Bien que plusieurs pays adoptent et légalisent les cryptomonnaies et la technologie blockchain, leur déploiement dans d'autres pays est freiné par les réglementations qui encadrent leur introduction dans le monde des affaires.
En raison de cet obstacle, la plupart des petites et moyennes entreprises du monde entier utilisent la blockchain dans l'ombre.
En revanche, les experts estiment que l'année 2019 a été marquée par une amélioration significative dans de nombreux pays en ce qui concerne la réglementation de la blockchain et des cryptomonnaies.
Alina Kiselevich, spécialiste en communication chez Enigma Securities, un courtier sur le marché des cryptomonnaies, a déclaré dans une interview que certains pays considèrent désormais les cryptomonnaies comme une monnaie légale, tandis que beaucoup les perçoivent comme des matières premières.
Il a ajouté que les gouvernements du monde entier sont pleinement conscients du problème que pose le fait que la technologie évolue plus rapidement que les lois qui la régissent.
De nombreux pays et individus à travers le monde adoptent simultanément la technologie blockchain et les cryptomonnaies.
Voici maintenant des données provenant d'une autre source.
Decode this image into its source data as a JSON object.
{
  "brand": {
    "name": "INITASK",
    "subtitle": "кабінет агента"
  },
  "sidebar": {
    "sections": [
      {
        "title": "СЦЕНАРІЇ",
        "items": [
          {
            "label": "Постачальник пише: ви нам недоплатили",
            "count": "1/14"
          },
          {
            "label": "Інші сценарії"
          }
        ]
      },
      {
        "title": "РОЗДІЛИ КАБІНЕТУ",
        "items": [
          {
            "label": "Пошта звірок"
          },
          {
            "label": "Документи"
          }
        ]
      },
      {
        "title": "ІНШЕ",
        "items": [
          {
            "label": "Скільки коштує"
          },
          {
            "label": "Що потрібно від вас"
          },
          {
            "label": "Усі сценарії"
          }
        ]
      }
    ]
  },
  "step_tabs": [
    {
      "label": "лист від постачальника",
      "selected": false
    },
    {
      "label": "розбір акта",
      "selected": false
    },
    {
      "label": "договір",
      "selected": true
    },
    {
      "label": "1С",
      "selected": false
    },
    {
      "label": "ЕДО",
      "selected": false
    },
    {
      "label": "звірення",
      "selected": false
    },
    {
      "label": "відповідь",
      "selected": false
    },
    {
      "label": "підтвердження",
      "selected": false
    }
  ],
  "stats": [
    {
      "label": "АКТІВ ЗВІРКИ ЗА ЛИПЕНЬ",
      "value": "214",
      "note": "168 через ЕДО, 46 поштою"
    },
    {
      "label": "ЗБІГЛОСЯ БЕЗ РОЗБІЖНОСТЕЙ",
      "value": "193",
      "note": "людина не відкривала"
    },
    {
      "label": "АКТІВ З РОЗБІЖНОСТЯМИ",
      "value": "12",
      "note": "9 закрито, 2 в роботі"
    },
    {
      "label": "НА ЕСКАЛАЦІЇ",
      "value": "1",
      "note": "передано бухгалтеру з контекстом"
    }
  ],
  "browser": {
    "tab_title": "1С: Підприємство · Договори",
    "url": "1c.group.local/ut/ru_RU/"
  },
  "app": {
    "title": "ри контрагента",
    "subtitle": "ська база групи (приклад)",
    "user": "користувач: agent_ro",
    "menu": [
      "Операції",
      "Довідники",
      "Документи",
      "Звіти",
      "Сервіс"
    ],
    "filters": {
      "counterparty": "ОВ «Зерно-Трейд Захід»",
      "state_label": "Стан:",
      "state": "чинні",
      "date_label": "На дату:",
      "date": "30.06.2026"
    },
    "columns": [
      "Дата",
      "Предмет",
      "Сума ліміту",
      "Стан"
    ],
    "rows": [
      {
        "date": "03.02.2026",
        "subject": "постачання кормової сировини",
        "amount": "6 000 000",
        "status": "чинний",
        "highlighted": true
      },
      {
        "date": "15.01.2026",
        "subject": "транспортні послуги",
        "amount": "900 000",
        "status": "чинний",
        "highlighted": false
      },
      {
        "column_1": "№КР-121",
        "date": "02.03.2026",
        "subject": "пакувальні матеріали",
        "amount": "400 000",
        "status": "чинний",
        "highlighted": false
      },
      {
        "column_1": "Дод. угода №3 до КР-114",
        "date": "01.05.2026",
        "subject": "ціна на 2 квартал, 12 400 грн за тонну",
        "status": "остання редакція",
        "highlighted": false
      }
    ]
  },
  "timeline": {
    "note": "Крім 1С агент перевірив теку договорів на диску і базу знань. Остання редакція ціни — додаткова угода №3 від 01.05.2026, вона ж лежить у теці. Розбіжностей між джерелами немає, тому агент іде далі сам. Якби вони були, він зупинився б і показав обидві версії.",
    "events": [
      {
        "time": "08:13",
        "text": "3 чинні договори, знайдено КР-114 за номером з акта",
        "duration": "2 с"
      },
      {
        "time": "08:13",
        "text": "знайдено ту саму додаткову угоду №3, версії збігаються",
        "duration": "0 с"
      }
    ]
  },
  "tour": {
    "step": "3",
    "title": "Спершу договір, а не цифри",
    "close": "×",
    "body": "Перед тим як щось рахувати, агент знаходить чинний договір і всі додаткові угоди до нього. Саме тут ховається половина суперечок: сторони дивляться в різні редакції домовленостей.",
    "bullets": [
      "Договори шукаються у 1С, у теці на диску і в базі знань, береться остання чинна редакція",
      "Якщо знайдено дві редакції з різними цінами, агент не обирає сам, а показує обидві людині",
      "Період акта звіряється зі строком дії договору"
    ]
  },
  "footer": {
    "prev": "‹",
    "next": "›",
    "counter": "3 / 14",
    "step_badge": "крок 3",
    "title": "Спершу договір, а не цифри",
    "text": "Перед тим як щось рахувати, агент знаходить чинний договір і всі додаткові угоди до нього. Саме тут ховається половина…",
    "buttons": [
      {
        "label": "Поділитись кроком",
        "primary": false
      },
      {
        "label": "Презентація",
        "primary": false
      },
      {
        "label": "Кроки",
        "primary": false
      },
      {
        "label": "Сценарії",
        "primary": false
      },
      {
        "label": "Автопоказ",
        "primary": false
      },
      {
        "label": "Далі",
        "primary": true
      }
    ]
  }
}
Voici une liste, non exhaustive, des pays ayant le plus modifié leur réglementation en matière de cryptomonnaies et de blockchain.
France
Pour encourager le commerce des cryptomonnaies en France, les échanges de cryptomonnaies entre elles ne sont pas taxés, tandis que le gouverneur de la Banque de France a annoncé que l'institution était prête à lancer un projet pilote de monnaie numérique de banque centrale (MNBC) au premier trimestre 2020.
Cette décision est déjà perçue comme une réaction à la menace que représente le stablecoin Libra de Facebook.
En effet, la France ambitionne de devenir le premier pays à émettre une monnaie numérique de banque centrale (MNBC) avec des règlements basés sur la blockchain.
Bien que les échanges de cryptomonnaies entre elles ne soient pas taxés en France, les échanges de cryptomonnaies contre des monnaies fiduciaires sont, quant à eux, imposés par le Trésor public.
Allemagne
, les banques sont autorisées à travailler avec les cryptomonnaies, le gouvernement allemand s'étant montré ouvert à la publication de toute clarification concernant sa position sur les technologies blockchain .
En Allemagne, le secteur financier n'est toutefois pas autorisé à effectuer des transactions en cryptomonnaies.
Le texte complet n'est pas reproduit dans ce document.